Richards and Alston, JJ.
1. The decree-holders obtained two decrees on the 26th of March, 1896. One decree was obtained in suit No. 275 of 1895. The other was obtained in suit No. 272 of 1895. The decrees were for sale on foot of mortgages; Orders absolute were obtained on the 15th of December, 1899. The first application for execution was made in respect of the decree in suit No. 275. The decree was apparently time-barred. The decree-holders, however, alleged that the proceeds of certain timber had been applied in part payment of the decree. The court executing the decree found the part payment not proved by the decree-holders, and rejected the application. The first application in suit No. 272 for execution of the present decree was made on the 9th of January 1903. The decree-holders there also alleged part payment. The decree-holders obtained an order that notice should go to the judgment-debtors. The application was, however, subsequently struck of without any further order having been made. The present application for execution was made on the 18th of September, 1905. The judgment-debtors have raised a number of objections. First, it is urged that the part payment of the decree by means of the sale of timber had already been adjudicated upon when execution of the other decree was being asked for. Both the courts below have found that the decision in the previous execution case did not operate as rea judicata. In this conclusion we agree. The matter in issue then was whether or not a payment hadbeen made on foot of the other decree. The question now in issue is whether or not part payment has been made on foot of the present decree. Both the courts below have found that there was a part payment made by means of a sale of the timber. This is a finding of fact binding upon this Court.

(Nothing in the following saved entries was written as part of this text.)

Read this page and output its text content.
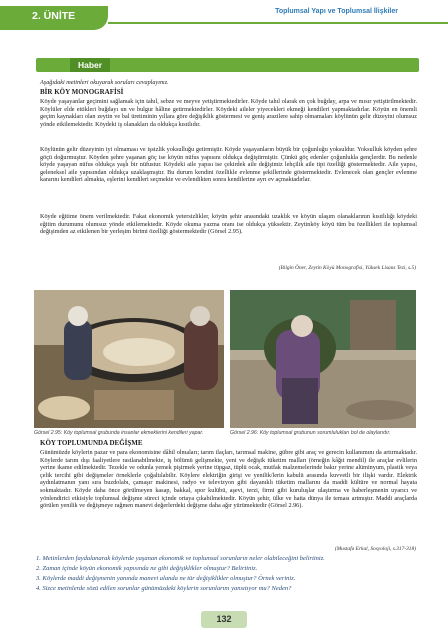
2. ÜNİTE	Toplumsal Yapı ve Toplumsal İlişkiler
Haber
Aşağıdaki metinleri okuyarak soruları cevaplayınız.
BİR KÖY MONOGRAFİSİ
Köyde yaşayanlar geçimini sağlamak için tahıl, sebze ve meyve yetiştirmektedirler. Köyde tahıl olarak en çok buğday, arpa ve mısır yetiştirilmektedir. Köylüler elde ettikleri buğdayı un ve bulgur hâline getirmektedirler. Köydeki aileler yiyecekleri ekmeği kendileri yapmaktadırlar. Köyün en önemli geçim kaynakları olan zeytin ve bal üretiminin yıllara göre değişiklik göstermesi ve geniş arazilere sahip olmamaları köylünün gelir düzeyini olumsuz yönde etkilemektedir. Köydeki iş olanakları da oldukça kısıtlıdır.
Köylünün gelir düzeyinin iyi olmaması ve işsizlik yoksulluğu getirmiştir. Köyde yaşayanların büyük bir çoğunluğu yoksuldur. Yoksulluk köyden şehre göçü doğurmuştur. Köyden şehre yaşanan göç ise köyün nüfus yapısını oldukça değiştirmiştir. Çünkü göç edenler çoğunlukla gençlerdir. Bu nedenle köyde yaşayan nüfus oldukça yaşlı bir nüfustur. Köydeki aile yapısı ise çekirdek aile değişimiz lehçilik aile tipi özelliği göstermektedir. Aile yapısı, geleneksel aile yapısından oldukça uzaklaşmıştır. Bu durum kendini özellikle evlenme şekillerinde göstermektedir. Evlenecek olan gençler evlenme kararını kendileri almakta, eşlerini kendileri seçmekte ve evlendikten sonra kendilerine ayrı ev açmaktadırlar.
Köyde eğitime önem verilmektedir. Fakat ekonomik yetersizlikler, köyün şehir arasındaki uzaklık ve köyün ulaşım olanaklarının kısıtlılığı köydeki eğitim durumunu olumsuz yönde etkilemektedir. Köyde okuma yazma oranı ise oldukça yüksektir. Zeytinköy köyü tüm bu özellikleri ile toplumsal değişimden az etkilenen bir yerleşim birimi özelliği göstermektedir (Görsel 2.95).
(Bilgin Öner, Zeytin Köyü Monografisi, Yüksek Lisans Tezi, s.5)
Görsel 2.95: Köy toplumsal grubunda insanlar ekmeklerini kendileri yapar.	Görsel 2.96: Köy toplumsal grubunun sorumlulukları bol de olaylarıdır.
KÖY TOPLUMUNDA DEĞİŞME
Günümüzde köylerin pazar ve para ekonomisine dâhil olmaları; tarım ilaçları, tarımsal makine, gübre gibi araç ve gerecin kullanımını da artırmaktadır. Köylerde tarım dışı faaliyetlere rastlanabilmekte, iş bölümü gelişmekte, yeni ve değişik tüketim malları (örneğin kâğıt mendil) ile araçlar evlilerin yerine ikame edilmektedir. Tezekle ve odunla yemek pişirmek yerine tüpgaz, tüplü ocak, mutfak malzemelerinde bakır yerine alüminyum, plastik veya çelik tercihi gibi değişmeler örneklerle çoğaltılabilir. Köylere elektriğin girişi ve yenilik/lerin kabulü arasında kuvvetli bir ilişki vardır. Elektrik aydınlatmanın yanı sıra buzdolabı, çamaşır makinesi, radyo ve televizyon gibi dayanıklı tüketim mallarını da maddi kültüre ve normal hayata sokmaktadır. Köyde daha önce görülmeyen kasap, bakkal, spor kulübü, aşevi, terzi, firmi gibi kuruluşlar ulaştırma ve haberleşmenin uyarıcı ve yönlendirici etkisiyle toplumsal değişme süreci içinde ortaya çıkabilmektedir. Köyün şehir, ülke ve hatta dünya ile teması artmıştır. Maddi araçlarda görülen yenilik ve değişmeye rağmen manevi değerlerdeki değişme daha ağır yürümektedir (Görsel 2.96).
(Mustafa Erkal, Sosyoloji, s.317-318)
1. Metinlerden faydalanarak köylerde yaşanan ekonomik ve toplumsal sorunların neler olabileceğini belirtiniz.
2. Zaman içinde köyün ekonomik yapısında ne gibi değişiklikler olmuştur? Belirtiniz.
3. Köylerde maddi değişmenin yanında manevi alanda ne tür değişiklikler olmuştur? Örnek veriniz.
4. Sizce metinlerde sözü edilen sorunlar günümüzdeki köylerin sorunlarını yansıtıyor mu? Neden?
132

2. The judgment-debtors next urge that there was no adjustment certified to the Court under the provisions of Section 258 of the Code of Civil Procedure of 1882, and that therefore the Court could not recognise the payment. As against this the decision in Roshan Singh v. Mata Din (1903) I.L.R. 26 All. 36 has been relied on, and the decree-holders urge that the part payment is a good part payment within the meaning of Section 20 of the Limitation Act of 1877. The part payment made out of the proceeds of the timber was, if a part payment at all, part payment on foot of the principal of the debt, and it is necessary, in order that the provisions of Section 20 should apply in favour of the decree-holders, that the payment should appear in the hand-writing of the judgment-debtors. The decree-holders urge that this point should be taken as one arising out of a question of fact not decided in the court below. We think, however, that the decree-holders were, both in the first court and in the lower appellate court clearly put on proof that the part payment they relied on was a good part payment within the meaning of Section 20. Furthermore, if the decree-holders relied on part payment as being a part-payment within the meaning of Section 20, it lay' on them to show that the part payment was in the hand-writing of the judgment-debtors, It is absolutely clear on reading the judgment of the court below that the part payment did not appear in the hand-writing of the judgment-debtors. If it had, the decree-holders would have certainly produced and proved it when they were seeking execution of the first decree, and there never would have been any doubt on the question whether or not the payment had been made. In the present case the decrees are extremely stale, the suit having been instituted in the year 1895 and the decree nisi made in the year 1896. We allow the appeal, set aside the orders of both the courts below, and dismiss the application with costs.